First, there is the question of whose court the ball is in. Telecom Minister Ravi Shankar Prasad has said that the government has done its part and will continue to do what it can to enable mobile service improvement. Telecom companies say that the shortage of telecom towers and of spectrum, coupled with fears of radiation and an over-zealous radiation emission cap on towers is hampering their efficiency.
In an audit of telecom companies performance for the quarter ended March 2015, the Telecom Regulatory Authority of India found that 23 of 184 2G operators overshot a cut-off rate for call drops. The regulator’s benchmark for call drops is less than or equal to 3%. Three networks had a rate that exceeded 2%. According to the TRAI audit, Aircel is one of the worst performers having call drops of more than 3% in 16 service areas with the rate as high as 18% in the North East. In comparison, BSNL had more than 3% call drops in five circles and Vodafone and MTS in one circle each.
What really is a dropped call?
The audit numbers, as bad as they are, may still be and underestimation of the number of dropped calls. The reason is that what telecom operators report as a dropped call is very different from what a customer understands as a dropped call, said Kartik Raja, founder and managing director of Phimetrics Technologies.
“When I can’t hear you and the line just goes mute, but my phone shows that the call is still on, from a network point of view it is not a call drop.

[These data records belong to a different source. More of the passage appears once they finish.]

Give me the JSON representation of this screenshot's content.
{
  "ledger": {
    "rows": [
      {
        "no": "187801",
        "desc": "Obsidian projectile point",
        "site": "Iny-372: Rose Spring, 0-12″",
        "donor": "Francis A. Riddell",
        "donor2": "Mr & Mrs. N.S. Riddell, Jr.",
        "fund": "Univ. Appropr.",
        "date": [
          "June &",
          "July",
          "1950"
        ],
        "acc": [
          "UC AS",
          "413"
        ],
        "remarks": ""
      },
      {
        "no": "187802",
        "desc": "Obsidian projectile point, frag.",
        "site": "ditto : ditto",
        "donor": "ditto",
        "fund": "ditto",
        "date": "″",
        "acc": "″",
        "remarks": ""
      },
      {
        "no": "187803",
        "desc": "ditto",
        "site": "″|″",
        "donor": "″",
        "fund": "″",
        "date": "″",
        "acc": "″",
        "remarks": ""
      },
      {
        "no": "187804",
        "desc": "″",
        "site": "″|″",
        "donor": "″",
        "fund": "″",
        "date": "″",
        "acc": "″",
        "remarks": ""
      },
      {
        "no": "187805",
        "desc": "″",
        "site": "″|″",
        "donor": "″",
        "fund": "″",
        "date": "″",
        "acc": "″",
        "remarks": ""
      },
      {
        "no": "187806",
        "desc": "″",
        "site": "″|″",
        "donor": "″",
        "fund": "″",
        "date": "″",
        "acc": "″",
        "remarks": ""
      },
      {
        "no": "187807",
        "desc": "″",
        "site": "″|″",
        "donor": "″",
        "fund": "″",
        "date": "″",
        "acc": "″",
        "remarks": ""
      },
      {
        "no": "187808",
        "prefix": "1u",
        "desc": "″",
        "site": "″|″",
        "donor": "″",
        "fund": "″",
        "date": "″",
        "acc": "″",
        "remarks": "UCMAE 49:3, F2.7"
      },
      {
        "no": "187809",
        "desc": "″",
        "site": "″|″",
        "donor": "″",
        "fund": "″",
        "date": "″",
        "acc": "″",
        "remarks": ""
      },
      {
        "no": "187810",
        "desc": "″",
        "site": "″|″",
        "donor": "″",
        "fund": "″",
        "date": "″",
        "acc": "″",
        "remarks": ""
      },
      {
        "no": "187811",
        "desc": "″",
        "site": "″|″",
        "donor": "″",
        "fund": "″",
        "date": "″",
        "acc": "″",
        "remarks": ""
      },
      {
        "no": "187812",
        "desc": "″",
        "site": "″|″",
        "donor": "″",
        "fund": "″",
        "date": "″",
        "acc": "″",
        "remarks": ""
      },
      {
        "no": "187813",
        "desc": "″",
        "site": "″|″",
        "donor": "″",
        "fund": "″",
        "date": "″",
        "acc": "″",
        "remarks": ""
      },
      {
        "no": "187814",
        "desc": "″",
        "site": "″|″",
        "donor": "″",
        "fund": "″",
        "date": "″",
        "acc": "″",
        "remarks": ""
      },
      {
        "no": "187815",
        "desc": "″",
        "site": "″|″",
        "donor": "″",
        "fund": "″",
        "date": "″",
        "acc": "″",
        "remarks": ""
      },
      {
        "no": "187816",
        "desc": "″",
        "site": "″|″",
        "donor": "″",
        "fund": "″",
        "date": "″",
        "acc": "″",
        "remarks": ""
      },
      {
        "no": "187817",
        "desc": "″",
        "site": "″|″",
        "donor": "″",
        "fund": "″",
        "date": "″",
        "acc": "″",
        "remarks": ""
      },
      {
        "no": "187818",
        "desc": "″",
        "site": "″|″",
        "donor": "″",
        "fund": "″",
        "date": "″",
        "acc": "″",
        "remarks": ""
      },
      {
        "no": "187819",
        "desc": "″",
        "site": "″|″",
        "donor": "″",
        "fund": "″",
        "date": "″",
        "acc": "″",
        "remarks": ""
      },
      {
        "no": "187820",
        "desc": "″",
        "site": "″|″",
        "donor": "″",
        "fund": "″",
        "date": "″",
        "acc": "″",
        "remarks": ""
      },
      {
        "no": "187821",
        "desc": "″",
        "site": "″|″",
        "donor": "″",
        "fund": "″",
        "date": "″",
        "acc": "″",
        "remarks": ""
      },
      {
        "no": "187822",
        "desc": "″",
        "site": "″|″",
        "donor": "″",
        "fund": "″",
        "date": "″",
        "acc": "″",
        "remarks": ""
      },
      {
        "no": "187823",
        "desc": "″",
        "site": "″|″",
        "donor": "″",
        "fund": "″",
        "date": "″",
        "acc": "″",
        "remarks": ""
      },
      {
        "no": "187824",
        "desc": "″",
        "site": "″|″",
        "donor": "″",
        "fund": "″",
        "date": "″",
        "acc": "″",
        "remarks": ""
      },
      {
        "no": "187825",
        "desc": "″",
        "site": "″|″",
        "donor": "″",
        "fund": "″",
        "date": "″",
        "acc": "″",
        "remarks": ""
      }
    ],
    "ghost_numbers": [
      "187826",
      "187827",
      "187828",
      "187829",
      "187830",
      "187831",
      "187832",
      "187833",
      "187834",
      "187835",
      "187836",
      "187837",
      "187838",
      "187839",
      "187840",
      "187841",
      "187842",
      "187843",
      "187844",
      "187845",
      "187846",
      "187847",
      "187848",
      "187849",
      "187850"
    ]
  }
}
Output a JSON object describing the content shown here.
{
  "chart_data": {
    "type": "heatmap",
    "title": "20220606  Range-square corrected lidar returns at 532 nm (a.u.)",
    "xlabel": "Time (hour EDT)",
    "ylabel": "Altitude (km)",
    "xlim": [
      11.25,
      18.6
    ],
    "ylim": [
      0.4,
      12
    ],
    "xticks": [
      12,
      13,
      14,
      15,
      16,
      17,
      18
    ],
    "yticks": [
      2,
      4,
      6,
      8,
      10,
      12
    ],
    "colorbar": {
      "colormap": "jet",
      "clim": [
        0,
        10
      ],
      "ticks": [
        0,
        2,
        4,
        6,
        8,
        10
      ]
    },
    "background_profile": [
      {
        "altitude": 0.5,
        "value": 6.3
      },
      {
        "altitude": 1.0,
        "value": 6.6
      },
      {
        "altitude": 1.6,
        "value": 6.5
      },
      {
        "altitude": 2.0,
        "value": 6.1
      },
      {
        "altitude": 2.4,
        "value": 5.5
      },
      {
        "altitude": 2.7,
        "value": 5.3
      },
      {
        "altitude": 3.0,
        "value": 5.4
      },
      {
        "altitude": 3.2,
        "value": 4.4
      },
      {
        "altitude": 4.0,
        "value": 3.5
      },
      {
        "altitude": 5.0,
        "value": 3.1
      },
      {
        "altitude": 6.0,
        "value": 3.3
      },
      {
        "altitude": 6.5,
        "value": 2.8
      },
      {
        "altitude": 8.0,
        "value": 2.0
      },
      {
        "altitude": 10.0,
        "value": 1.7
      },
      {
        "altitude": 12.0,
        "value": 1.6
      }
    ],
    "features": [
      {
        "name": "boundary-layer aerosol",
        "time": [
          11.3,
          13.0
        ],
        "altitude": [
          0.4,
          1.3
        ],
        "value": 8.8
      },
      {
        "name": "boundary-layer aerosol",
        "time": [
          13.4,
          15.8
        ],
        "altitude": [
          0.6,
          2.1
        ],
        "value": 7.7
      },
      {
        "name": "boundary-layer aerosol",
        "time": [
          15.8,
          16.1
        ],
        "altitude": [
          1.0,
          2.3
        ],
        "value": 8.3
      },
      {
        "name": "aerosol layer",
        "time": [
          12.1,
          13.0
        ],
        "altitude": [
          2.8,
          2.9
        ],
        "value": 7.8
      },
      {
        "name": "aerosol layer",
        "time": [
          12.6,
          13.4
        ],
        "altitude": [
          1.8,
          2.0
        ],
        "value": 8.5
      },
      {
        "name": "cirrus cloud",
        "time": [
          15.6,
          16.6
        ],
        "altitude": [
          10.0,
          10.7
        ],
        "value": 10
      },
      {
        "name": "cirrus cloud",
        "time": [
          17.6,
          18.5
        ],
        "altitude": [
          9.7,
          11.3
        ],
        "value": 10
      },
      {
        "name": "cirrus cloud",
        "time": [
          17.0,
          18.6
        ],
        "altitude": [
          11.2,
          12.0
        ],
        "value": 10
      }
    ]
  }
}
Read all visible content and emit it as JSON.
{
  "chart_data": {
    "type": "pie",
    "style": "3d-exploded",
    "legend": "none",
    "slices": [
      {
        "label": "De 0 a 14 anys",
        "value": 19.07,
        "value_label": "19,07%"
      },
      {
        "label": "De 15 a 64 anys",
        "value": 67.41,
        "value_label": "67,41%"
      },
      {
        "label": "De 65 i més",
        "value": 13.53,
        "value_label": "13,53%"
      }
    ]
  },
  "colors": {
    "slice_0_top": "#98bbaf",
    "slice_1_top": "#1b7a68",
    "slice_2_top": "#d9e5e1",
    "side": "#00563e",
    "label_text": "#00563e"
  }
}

For the network, only when they receive a message saying the call is dropped, it is counted as a call drop,” Raja said.
Phimetrics conducted a study of telecom voice services, which began by defining a dropped call from a customer’s point of view rather than use a telecom company’s definition. The criterion was to count a call as dropped if the two users can’t hear each other for more than 10 seconds. Suddenly, Raja found, dropped call rates of 2% and 3% looked more like 5% and 15%. That’s how dire the problem is.
Not enough spectrum, towers
India's telecom operators have the lowest access to spectrum in the world. In addition to that, spectrum in India is extremely fragmented, which constrains use of data. “If you want to move from 2G to 3G or 4G mobile broadband, you need to have a 5Mhz chunk of spectrum. It won’t work if you have five chunks of 1Mhz each,” explained Mahesh Uppal, director of telecom consultancy firm Com First. “Some of the bands of spectrum are extremely fragmented, especially 1800 Mhz that is need for 4G.”
Telecom operators are packing base transmission stations – what we call telecom towers - into populous urban areas, all drawing from the small chunks of spectrum available there. But India doesn’t have nearly enough towers for current mobile usage or future growth. At present there are about 4,25,000 towers across the country. Hemant Joshi, telecom analyst and partner Deloitte, Haskins and Sells, estimates that for our current use and growth we need at least 1.00,000 more. Uppal thinks the requirement is closer to 2,00,000.
Several telecom tower sites have even been lost to the bogey of radiation. In 2012, the government reduced the electronic frequency limits of radiation to one-tenth of the existing limits. “This has created a sudden situation where the capacity has reduced and the traffic is increasing,” said Joshi. “You have networks on which voice [usage] is growing modestly and the data [usage] is going through the roof.”
The reduced radiation limit, which is also one-tenth of the level that the World Health Organisation thinks is permissible, was criticised by the organisation’s own environment coordinator.
Dropped calls in off-peak hours
While the main culprits seem to be the spectrum and tower shortage, they aren’t the only reasons for dropped calls. The Phimetrics study shows that 36% of call drops occurred in areas with good network and one-third of call failures occurred in off peak hours. “Operators are making a lot of revenue from data now. So a lot of spectrum is being allotted to 3G rather than 2G, to data rather than voice. That’s primarily the reason this sudden increase in call drops has happened,” Raja said.
The telecom regulator is willing to reassess the measurement of call drops and has called for new consultations into the issue. The telecom ministry, meanwhile, is considering financial disincentives for call drops. It isn't easy to pin down the reason for call drops, said Uppal, and if the government levies penalties service providers are likely to contest that they alone are responsible for call drops possibly leading to protracted litigation. “Penalties will be counterproductive, in my opinion. They will help no one, not even the government,” he said.